Vance v. Arthur, 142 W.Va. 737, 98 S.E.2d 418 (1957).' Syl. Pt. 3, State ex rel. Lemley v.
Roberts, 164 W.Va. 457, 260 S.E.2d 850 (1979), overruled on other grounds by Stalnaker
v. Roberts, 168 W.Va. 593, 287 S.E.2d 166 (1981). Syllabus Point 5, State ex rel. Farber
v. Mazzone, 213 W.Va. 661, 584 S.E.2d 517 (2003). See also State ex rel. Cecil v. Knapp,
143 W.Va. 896, 105 S.E.2d 569 (1958); State ex rel. Leeber and Covey v. The Board of
Education of The County of Raleigh, 143 W.Va. 584, 103 S.E.2d 797 (1958); State of West
Virginia ex rel. Browning v. Tucker, 142 W.Va. 830, 98 S.E.2d 740 (1957); State ex rel.

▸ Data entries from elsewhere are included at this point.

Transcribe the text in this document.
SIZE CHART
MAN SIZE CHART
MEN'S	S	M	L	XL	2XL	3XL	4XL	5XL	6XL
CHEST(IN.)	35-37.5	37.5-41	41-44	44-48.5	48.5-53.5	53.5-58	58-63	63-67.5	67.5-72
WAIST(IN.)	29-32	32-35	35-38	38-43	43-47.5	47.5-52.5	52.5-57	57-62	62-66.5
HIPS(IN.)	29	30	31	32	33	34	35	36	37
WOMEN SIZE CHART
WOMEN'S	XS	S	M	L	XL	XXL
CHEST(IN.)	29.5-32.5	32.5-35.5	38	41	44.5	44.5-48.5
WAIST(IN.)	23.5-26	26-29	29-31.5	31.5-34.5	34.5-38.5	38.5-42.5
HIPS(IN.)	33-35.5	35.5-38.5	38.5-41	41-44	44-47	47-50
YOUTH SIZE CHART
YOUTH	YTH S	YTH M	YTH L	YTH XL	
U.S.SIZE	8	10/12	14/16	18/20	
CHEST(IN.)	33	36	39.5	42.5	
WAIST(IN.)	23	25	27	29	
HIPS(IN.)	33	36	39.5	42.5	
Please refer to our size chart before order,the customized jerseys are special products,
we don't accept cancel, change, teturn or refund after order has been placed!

Lovejoy v. Skeen, 138 W.Va. 901, 78 S.E.2d 456 (1953), certiorari denied, 349 U.S. 940, 75
S.Ct. 786, 99 L.Ed. 1268 (1955); Stephenson v. Ashburn, 137 W.Va. 141, 70 S.E.2d 585
(1952); Evans v. Hale, 131 W.Va. 808, 50 S.E.2d 682 (1948); Pettry v. Hedrick, 124 W.Va.
113, 19 S.E.2d 583 (1942); Perkins v. Hall, 123 W.Va. 707, 17 S.E.2d 795 (1941); Hayhurst
v. J. Kenny Transfer Company, 110 W.Va. 395, 158 S.E. 506 (1931); New Eagle Gas Coal
Company v. Burgess, 90 W.Va. 541, 111 S.E. 508 (1922); Roberts v. Hickory Camp Coal
and Coke Company, 58 W.Va. 276, 52 S.E. 182 (1905); St. Lawrence Boom and
Manufacturing Company v. Holt, 51 W.Va. 352, 41 S.E. 351 (1902); Hoback v. Miller, 44
W.Va. 635, 29 S.E. 1014 (1898); Fowler v. Lewis' Adm'r, 36 W.Va. 112, 14 S.E. 447 (1892); Haymond v. Camden, 22 W.Va. 180 (1883); Camden v. Haymond, 9 W.Va. 680 (1876).

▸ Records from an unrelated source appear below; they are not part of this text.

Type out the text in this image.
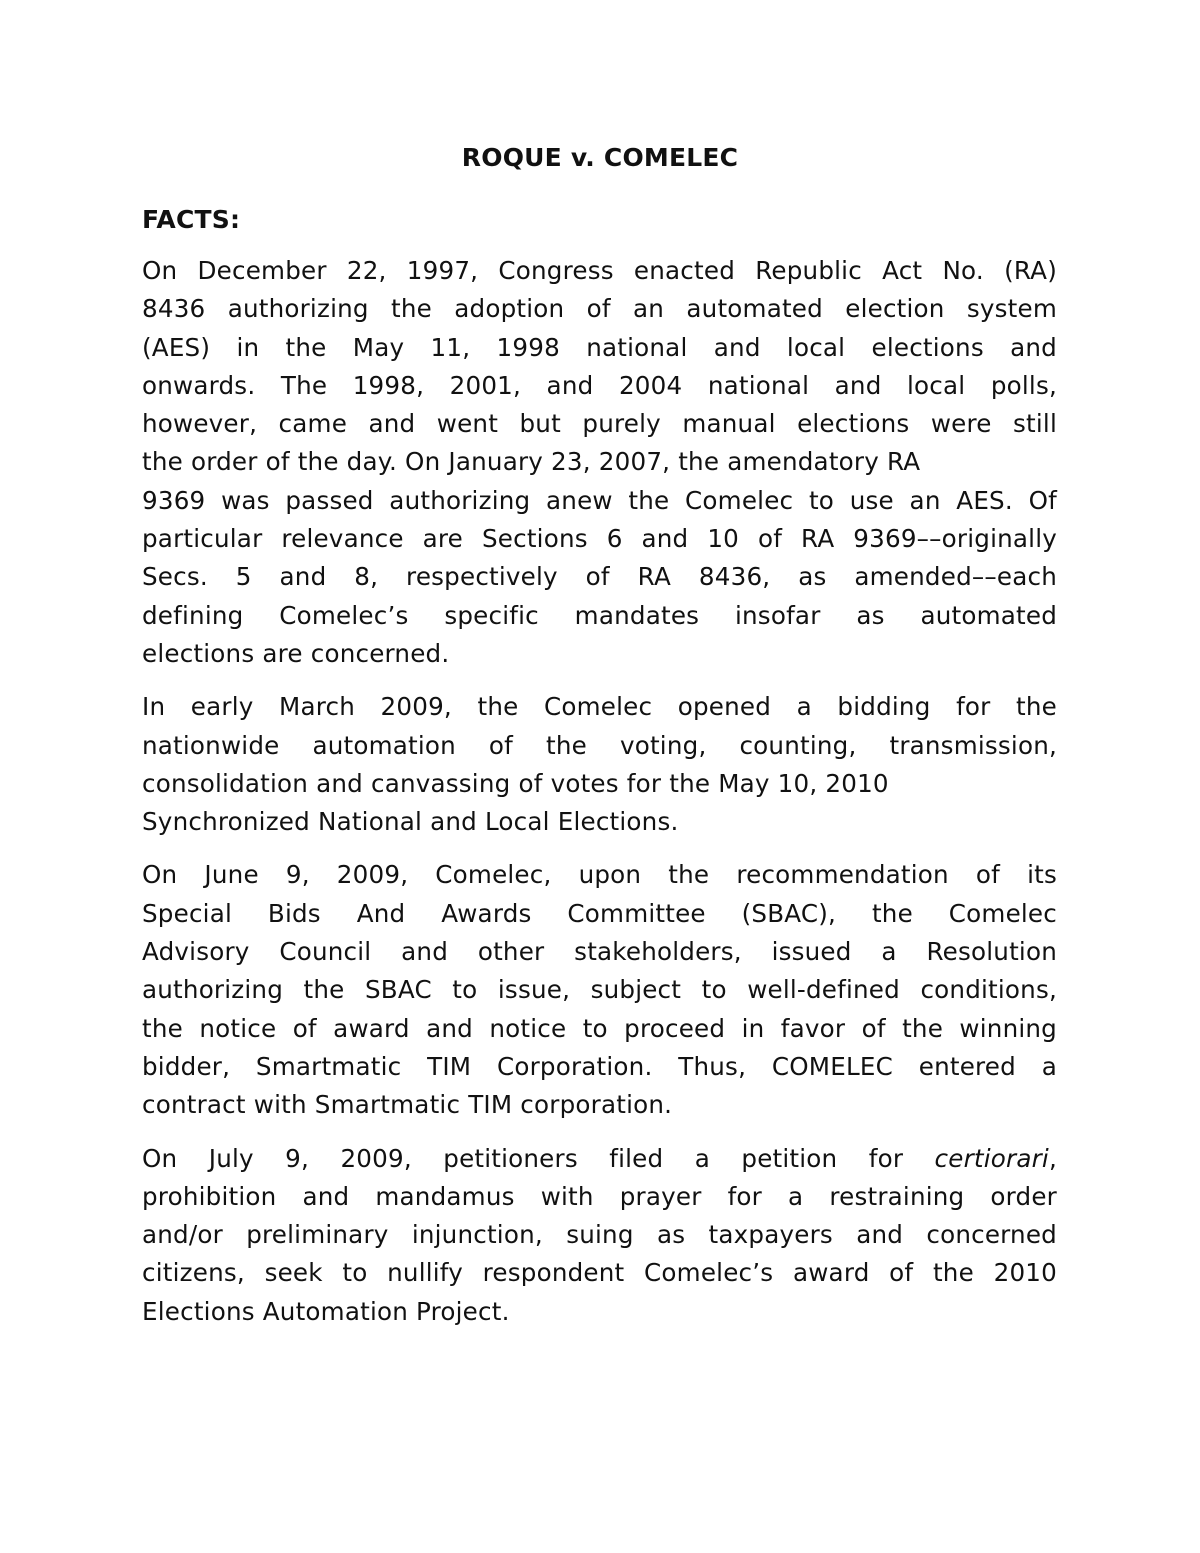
ROQUE v. COMELEC
FACTS:

On December 22, 1997, Congress enacted Republic Act No. (RA)
8436 authorizing the adoption of an automated election system
(AES) in the May 11, 1998 national and local elections and
onwards. The 1998, 2001, and 2004 national and local polls,
however, came and went but purely manual elections were still
the order of the day. On January 23, 2007, the amendatory RA
9369 was passed authorizing anew the Comelec to use an AES. Of
particular relevance are Sections 6 and 10 of RA 9369––originally
Secs. 5 and 8, respectively of RA 8436, as amended––each
defining Comelec’s specific mandates insofar as automated
elections are concerned.

In early March 2009, the Comelec opened a bidding for the
nationwide automation of the voting, counting, transmission,
consolidation and canvassing of votes for the May 10, 2010
Synchronized National and Local Elections.

On June 9, 2009, Comelec, upon the recommendation of its
Special Bids And Awards Committee (SBAC), the Comelec
Advisory Council and other stakeholders, issued a Resolution
authorizing the SBAC to issue, subject to well-defined conditions,
the notice of award and notice to proceed in favor of the winning
bidder, Smartmatic TIM Corporation. Thus, COMELEC entered a
contract with Smartmatic TIM corporation.

On July 9, 2009, petitioners filed a petition for certiorari,
prohibition and mandamus with prayer for a restraining order
and/or preliminary injunction, suing as taxpayers and concerned
citizens, seek to nullify respondent Comelec’s award of the 2010
Elections Automation Project.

Having determined that the service of process was defective and therefore void,
it necessarily follows that the circuit court did not thereby obtain jurisdiction over Mr. Dailey
as proper service of process is necessary to confer jurisdiction upon a circuit court. This
Court has held that '[t]o enable a court to hear and determine an action, suit or other
proceeding it must have jurisdiction of the subject matter and jurisdiction of the parties; both
are necessary and the absence of either is fatal to its jurisdiction.' Syl. Pt. 3, State ex rel.
Smith v. Bosworth, 145 W.Va. 753, 117 S.E.2d 610 (1960). Syllabus Point 1, Leslie
Equipment Co. v. Wood Resources Co., L.L.C., ___ W.Va. ___, 687 S.E.2d 109 (2009).

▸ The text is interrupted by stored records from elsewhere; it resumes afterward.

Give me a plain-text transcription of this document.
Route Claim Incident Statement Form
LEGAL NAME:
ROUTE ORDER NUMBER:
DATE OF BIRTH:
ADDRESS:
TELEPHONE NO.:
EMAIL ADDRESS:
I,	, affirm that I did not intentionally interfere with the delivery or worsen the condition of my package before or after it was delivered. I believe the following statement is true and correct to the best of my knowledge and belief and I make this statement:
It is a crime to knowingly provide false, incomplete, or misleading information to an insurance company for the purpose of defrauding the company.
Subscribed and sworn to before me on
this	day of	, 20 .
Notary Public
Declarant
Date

Accordingly, after thoroughly reviewing the record, it is clear that the circuit court abused
its discretion in entering its July 22, 2003, entry of default against Mr. Dailey, and in its
subsequent award of damages in its January 8, 2008, default judgment order. Thus, we
reverse the circuit court and hold that its July 22, 2003, entry of default, and its January 8,
2008, default judgment orders be set aside.
Reversed and Remanded with Directions.